Screen time has been a hot topic among parents and scientists alike. Every parent deals with the internal struggle between what we think we will do as parents (pre-children), and what becomes a necessity when the realities of parenting meet up with the realities of our everyday life and work. For me, one of these battles is screen time.

I recently read the book iGen by Jean Twenge. I had read her book, Generation Me, a few years back and found it fascinating. Dr. Twenge is a psychologist that does generational research. She uses massive national data sets that have surveyed teens and adults for many decades, therefore she can compare how different generations responded to the same questions, at the same ages. She defines iGen as people who were born between 1995 and 2012, and I have been deeply troubled by the results. As teenagers, those in iGen are more likely to spend more time looking at screens and less time sleeping. They are more likely to be depressed and anxious and more likely to attempt suicide. They are also more likely to be overly reliant on their parents at ages when we would expect teens to be starting off on their own and gaining more autonomy.

Of course it would be unethical to conduct a true experimental study to test out the causes, but there are strong correlations to suggest that screen time, and specifically social media, are strongly related to some of these alarming trends. According to Dr. Twenge, teens who reported higher amounts of screen time also reported less time sleeping and less time actually hanging out with friends (in person). Higher amounts of screen time were also correlated with more anxiety and depression. Additionally, teens who physically spent time with their friends and/or played sports were more likely to sleep more (also correlated with lower depression and anxiety) and be less stressed.

Psychologists have known for years that any addictive behavior (i.e. shopping, getting “liked” on social media, scoring points on a video game) releases dopamine (a feel-good chemical in our brains). So it isn’t surprising that teens can easily become so addicted to social media and video games that they literally sleep with their phones under their pillows (hello fire hazard!). However, controlling screen time is easier said than done. My kids are still young, so I’m still in that haze of feeling like I’ll have some control over them when they are teenagers, but I can do the best I can do now. So what can I do now?

We limit their screen time now, and encourage them to play with each other and by themselves. The American Academy of Pediatrics recommends that children under two old have no screen time. We stuck to this the best we could when our kids were under two years old. Did our kids never see a screen? No. Of course we went to restaurants that had TVs on in the background, or the kids got the flu and we let them watch a video so that they would lie down and rest, but we did do our best to not intentionally let them watch TV the vast majority of the time.

When they did start watching videos and playing small games, we kept it limited and tried to limit the amount of commercials they watched. When our son was around two years old we would let him watch some short videos off of YouTube. He actually thought that the movie Frozen was called “Let it Go” and only consisted of the three minute video clip of the song on YouTube until he was about three years old.

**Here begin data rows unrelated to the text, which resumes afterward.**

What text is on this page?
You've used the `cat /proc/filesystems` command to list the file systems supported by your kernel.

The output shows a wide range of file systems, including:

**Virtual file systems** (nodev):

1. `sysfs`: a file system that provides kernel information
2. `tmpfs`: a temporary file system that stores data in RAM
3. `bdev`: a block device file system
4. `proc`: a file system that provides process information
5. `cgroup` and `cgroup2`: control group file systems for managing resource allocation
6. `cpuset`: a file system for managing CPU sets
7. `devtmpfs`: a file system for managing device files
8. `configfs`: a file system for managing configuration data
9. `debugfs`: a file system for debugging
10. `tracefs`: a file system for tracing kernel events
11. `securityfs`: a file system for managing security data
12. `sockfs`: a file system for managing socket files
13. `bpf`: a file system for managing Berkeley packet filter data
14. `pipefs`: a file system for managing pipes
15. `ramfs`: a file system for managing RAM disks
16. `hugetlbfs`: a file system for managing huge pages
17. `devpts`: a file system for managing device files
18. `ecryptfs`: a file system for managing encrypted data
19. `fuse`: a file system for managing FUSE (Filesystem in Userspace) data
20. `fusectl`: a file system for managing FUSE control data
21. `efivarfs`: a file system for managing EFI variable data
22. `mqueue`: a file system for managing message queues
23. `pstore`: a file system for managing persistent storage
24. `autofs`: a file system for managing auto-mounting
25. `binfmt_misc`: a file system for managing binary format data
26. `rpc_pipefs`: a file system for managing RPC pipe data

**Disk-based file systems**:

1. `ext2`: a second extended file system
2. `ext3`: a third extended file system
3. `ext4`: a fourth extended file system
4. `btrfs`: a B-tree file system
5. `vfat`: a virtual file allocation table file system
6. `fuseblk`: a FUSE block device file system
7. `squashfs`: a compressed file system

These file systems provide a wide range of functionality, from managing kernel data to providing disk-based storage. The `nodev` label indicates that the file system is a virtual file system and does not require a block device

I also try to be a good model for them. Do I ever look at my phone when they are around? Sure, but I also make the effort to set it down and interact with them most of the time. Often times when I am on my phone, I’m reading articles or emails, so I show them that and ask if they have a book that they want to read. I do my best, but I’m also not going to beat myself up for scrolling through Facebook every now and then to relax and take my mind off of things.

I’m stricter with screen time than many of my friends, but we all do what works best for us and what we are able to do in this season of life. We each have our own struggles, and we each need to try different things to cope with where we are now. I’ve had my days when my kids get to watch the whole Moana movie in one sitting because I have a Skype meeting for work, and I don’t feel guilty about it. There are enough things to be upset about in this world, judging each other for every parenting choice isn’t needed. No one is perfect. We all need to pick our battles, but moderation is key for me.

Jill is a born and raised Wisconsinite. She grew up just outside of Madison before heading to northern Michigan for college. Afterwards, she returned to Madison where she married her high school sweetheart, Micah, and earned her PhD in Educational Psychology. Micah and Jill live just outside of Madison with their two children, Levi (5 years old), and Alice (3 years old), and they all love sports and being outside. When Jill isn't enjoying the local Madison parks and activities with her family, she loves to play board games, and relax at home with family and friends. Jill is a busy mom, an active member in her church, and enjoys her job as an Associate Professor of Psychology for a small liberal arts college.